Flower power in photographs

John E Maloney with one of his banksia photographs.
John E Maloney with one of his banksia photographs.

JOHN E Maloney’s exhibition Botanica, which opened at Mandurah Art Gallery on Friday, is a collection of fine art photography bringing to life the beautiful flowers first collected in the late 18th and early 19th centuries around the Australian coast.

Maloney said he was drawn to photographing banksias because they were a way of “preserving rare natural history and |capturing the intricate beauty, in fine detail, of the world around us”.

Digital photography and contemporary digital printing processes have provided a new media for scientists, botanical artists and artists to use to capture images.

In the exhibition there are 22 square format 100 x100cm canvases that illustrate the textures, colours and fine details of flowers in close-up.

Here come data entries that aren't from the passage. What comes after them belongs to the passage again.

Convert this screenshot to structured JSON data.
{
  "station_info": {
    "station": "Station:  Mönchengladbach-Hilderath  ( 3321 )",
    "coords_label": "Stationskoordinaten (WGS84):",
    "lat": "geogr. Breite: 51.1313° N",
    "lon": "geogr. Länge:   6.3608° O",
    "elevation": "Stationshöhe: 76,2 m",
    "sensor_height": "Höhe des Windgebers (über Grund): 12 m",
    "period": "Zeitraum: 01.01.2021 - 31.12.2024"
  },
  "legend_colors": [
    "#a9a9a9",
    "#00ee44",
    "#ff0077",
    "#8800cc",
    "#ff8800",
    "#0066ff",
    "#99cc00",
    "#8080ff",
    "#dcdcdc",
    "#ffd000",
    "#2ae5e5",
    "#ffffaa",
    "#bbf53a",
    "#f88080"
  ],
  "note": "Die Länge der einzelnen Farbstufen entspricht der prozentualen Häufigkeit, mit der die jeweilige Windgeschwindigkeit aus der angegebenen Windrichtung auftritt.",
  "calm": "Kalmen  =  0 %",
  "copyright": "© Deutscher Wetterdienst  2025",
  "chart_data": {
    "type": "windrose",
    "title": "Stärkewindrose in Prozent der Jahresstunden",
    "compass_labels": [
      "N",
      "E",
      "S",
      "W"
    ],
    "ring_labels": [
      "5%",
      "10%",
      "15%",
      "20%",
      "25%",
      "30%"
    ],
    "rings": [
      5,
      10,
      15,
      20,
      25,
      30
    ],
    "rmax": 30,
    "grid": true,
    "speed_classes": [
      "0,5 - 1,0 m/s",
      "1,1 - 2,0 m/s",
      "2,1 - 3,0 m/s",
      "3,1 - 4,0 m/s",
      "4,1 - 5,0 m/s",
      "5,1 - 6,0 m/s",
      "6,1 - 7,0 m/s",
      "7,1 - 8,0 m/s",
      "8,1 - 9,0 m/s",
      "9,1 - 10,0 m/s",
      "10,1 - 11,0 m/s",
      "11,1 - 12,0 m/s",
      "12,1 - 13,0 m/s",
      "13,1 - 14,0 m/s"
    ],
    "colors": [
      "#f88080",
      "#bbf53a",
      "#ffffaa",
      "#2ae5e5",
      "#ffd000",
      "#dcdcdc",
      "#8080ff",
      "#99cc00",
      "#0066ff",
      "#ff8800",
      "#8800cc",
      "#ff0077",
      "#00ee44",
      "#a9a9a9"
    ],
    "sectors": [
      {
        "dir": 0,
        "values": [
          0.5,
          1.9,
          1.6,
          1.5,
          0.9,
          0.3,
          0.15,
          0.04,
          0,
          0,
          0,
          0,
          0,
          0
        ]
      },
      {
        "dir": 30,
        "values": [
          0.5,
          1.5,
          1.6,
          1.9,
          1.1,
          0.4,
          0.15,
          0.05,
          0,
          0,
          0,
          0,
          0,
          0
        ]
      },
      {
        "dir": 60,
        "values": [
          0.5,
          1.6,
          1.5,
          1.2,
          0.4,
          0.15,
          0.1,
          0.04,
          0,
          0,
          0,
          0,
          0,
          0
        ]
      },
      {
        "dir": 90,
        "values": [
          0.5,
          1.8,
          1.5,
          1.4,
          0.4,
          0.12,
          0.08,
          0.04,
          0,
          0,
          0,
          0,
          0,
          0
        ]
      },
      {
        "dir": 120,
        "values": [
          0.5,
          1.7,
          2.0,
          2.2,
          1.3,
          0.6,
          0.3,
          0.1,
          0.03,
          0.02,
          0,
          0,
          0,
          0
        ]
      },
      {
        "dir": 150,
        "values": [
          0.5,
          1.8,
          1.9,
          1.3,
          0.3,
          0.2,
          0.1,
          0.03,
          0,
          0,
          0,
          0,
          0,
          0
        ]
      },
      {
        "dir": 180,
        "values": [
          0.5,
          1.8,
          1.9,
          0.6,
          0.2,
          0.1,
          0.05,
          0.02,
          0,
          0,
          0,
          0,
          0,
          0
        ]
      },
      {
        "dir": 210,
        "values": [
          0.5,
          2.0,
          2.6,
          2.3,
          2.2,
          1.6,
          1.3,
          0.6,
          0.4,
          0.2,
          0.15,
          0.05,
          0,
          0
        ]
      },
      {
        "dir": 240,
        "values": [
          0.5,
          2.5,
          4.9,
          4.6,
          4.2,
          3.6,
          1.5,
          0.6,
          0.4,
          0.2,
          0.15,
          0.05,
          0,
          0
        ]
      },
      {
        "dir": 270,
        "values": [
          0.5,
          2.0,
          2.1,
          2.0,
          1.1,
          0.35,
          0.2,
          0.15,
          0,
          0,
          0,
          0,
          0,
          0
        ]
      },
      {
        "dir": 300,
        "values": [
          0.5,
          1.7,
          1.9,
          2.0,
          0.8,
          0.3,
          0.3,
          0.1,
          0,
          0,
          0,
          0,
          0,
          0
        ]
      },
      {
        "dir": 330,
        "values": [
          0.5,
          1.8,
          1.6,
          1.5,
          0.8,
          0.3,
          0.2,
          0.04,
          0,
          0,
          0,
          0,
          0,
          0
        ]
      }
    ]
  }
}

The artist’s macro-photographs depict the rich diversity of Australian flora.

The exhibition takes the viewer back to the early 1770s when botanists Joseph Banks and later Robert Brown landed on Australian soil and collected samples of previously unknown species of plants.

Maloney has captured the unique characteristics of 16 species of banksia in Botanica, along with a series of abstracted images focusing on finer details of blooms and flowering cacti.

Botanica has been exhibited in the USA, Italy and Sydney before returning to WA for a State wide tour.

The exhibition is open until January 17.